In der Pressekonferenz präzisiert Marquez seinen Standpunkt: „Mit dem Überholmanöver habe ich kein Problem. Es ist die einzige Möglichkeit, wie man mit diesen Motorrädern überholen kann. Alles war gut, nur nicht, dass [Bastianini] die Kurve verpasst hat. Das ist für mich der Punkt, der das Fragezeichen entstehen lässt.“

„Wenn er es nicht schafft, auf der Strecke zu bleiben, dann müsste er sich eine Position zurückfallen lassen“, untermauert Marquez. „Wenn er aber genau das gleiche Manöver zeigt und dabei auf dem Randstein bleibt, dann ist es meiner Meinung nach in Ordnung. Nur so kann man mit diesen Bikes überholen. Das Überholmanöver an sich war sauber. Es war aggressiv, es war am Limit, aber es war schließlich die letzte Runde.“

Martin reist mit 24 Punkten Vorsprung nach Asien
Jorge Martins Trost: Weil sein größter Gegner im Kampf um den WM-Titel 2024, nämlich Enea Bastianinis Ducati-Teamkollege Francesco Bagnaia gestürzt und ohne Punkte geblieben ist, geht Martin nun mit einem Vorsprung von 24 Punkten in die Asien-Tournee.

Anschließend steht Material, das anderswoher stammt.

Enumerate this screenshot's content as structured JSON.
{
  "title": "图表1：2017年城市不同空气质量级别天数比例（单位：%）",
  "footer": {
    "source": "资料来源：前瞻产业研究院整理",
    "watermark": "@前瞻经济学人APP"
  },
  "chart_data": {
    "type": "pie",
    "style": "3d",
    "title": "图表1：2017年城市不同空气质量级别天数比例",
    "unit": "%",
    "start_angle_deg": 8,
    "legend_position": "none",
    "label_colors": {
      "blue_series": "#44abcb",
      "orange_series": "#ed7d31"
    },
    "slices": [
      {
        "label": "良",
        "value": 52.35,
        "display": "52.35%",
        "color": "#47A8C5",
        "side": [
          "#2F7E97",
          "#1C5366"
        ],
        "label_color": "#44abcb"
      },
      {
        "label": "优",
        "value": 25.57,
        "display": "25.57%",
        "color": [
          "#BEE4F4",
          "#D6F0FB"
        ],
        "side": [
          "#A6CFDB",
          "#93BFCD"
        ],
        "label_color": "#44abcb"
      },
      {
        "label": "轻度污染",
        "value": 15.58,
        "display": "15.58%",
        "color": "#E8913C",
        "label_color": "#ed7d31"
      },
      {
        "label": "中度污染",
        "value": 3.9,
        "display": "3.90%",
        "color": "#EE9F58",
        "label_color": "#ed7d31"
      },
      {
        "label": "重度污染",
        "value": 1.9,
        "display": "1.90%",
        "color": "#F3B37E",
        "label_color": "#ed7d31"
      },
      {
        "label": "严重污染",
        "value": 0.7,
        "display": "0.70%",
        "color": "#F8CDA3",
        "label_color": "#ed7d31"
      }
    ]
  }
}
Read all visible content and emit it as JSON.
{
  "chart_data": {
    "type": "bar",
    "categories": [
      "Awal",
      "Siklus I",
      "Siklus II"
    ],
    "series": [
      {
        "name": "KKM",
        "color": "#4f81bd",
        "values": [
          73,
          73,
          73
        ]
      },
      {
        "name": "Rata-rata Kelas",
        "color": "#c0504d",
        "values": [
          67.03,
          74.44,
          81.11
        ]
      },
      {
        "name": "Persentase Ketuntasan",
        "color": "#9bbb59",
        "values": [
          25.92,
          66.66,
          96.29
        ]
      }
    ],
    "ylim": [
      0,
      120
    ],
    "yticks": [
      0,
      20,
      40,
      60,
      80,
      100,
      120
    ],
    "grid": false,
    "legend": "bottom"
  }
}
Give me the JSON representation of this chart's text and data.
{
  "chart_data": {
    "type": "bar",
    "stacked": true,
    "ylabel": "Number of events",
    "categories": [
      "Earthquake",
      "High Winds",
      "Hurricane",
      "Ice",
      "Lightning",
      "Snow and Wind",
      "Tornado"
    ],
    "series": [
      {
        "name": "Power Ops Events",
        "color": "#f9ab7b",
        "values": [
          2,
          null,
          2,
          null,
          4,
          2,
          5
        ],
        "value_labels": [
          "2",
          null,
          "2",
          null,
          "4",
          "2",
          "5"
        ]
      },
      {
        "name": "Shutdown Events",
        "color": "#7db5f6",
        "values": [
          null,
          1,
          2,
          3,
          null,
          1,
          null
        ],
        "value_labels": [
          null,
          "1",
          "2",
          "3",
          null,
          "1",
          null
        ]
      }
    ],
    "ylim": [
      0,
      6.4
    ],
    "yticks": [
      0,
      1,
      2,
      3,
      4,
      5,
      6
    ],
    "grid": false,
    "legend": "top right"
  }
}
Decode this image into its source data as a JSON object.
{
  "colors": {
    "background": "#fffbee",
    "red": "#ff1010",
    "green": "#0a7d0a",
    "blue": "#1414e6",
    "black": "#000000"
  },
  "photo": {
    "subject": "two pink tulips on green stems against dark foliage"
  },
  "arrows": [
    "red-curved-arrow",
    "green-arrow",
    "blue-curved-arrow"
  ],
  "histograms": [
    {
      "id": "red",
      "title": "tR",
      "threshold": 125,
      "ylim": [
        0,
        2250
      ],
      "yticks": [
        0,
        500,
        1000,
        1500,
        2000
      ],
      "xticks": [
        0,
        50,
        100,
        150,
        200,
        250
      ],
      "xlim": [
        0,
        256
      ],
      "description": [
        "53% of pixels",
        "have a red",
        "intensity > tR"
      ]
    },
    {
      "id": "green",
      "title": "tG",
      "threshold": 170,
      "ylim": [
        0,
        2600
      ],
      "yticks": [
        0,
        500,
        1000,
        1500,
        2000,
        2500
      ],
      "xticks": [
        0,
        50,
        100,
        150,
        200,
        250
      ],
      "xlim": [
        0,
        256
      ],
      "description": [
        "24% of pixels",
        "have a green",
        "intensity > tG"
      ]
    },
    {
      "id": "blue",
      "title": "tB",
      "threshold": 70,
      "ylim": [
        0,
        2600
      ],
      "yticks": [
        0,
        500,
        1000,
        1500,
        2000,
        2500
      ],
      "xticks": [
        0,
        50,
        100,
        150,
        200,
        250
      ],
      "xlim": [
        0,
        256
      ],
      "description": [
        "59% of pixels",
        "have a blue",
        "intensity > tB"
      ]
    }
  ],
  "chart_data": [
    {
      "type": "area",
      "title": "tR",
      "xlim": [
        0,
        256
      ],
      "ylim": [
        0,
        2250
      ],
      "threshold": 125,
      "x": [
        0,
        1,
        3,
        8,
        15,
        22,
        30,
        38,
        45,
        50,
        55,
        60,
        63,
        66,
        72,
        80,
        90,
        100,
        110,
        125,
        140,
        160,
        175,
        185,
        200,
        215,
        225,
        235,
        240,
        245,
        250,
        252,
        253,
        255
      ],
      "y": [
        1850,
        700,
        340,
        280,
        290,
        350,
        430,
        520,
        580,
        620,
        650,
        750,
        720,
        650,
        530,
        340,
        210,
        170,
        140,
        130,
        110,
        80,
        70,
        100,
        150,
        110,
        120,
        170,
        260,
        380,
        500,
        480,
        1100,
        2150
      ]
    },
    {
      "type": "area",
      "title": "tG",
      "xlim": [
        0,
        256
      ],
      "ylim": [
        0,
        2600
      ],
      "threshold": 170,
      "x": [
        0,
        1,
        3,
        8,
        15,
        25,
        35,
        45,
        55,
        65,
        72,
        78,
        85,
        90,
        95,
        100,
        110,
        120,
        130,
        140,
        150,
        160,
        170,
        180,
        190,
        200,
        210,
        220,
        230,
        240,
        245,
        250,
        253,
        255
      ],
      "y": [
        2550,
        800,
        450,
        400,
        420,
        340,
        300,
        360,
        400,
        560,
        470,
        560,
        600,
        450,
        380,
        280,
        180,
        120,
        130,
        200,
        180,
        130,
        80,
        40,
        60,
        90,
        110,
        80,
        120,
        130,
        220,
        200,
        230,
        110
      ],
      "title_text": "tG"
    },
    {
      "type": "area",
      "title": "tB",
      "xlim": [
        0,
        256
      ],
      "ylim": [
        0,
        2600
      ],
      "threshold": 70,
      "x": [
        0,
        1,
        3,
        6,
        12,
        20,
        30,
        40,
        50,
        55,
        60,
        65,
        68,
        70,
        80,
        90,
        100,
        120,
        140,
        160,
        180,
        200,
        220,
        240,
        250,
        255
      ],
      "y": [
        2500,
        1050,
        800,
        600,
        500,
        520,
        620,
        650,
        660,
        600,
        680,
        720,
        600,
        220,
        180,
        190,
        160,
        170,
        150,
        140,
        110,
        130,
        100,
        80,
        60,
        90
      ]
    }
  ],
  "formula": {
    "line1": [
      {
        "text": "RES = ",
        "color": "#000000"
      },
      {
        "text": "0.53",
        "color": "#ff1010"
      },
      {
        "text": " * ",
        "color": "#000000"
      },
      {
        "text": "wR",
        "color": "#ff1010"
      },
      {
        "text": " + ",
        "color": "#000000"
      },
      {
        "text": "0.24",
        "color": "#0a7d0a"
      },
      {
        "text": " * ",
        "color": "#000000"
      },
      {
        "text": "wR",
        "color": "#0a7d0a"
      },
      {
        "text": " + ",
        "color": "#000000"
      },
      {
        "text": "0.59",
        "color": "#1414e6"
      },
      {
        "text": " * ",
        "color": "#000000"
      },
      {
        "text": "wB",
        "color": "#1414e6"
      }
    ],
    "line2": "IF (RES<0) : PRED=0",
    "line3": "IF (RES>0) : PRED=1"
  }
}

Diese Asien-Tournee beginnt im MotoGP-Kalender 2024 direkt am kommenden Wochenende mit dem Grand Prix von Indonesien in Mandalika. Angesprochen auf die neue Situation in der MotoGP-Gesamtwertung 2024 sagt WM-Spitzenreiter Martin in seiner spanischsprachigen Medienrunde: „Ich muss es nüchtern sehen. Nachdem ich schon sieben Punkte zurücklag, liege ich jetzt mit 24 Punkten Vorsprung vorne.“

„Natürlich wollte ich heute gewinnen. Es schmerzt, dass das nicht geklappt hat. Aber jetzt freue ich mich auf die Asien-Tournee. Das sind Strecken, die mir liegen, vor allem die in Indonesien, wo ich im vergangenen Jahr den Sprint gewonnen habe“, so Martin, der das Pramac-Ducati-Team im Winter in Richtung des Aprilia-Werksteams verlassen wird.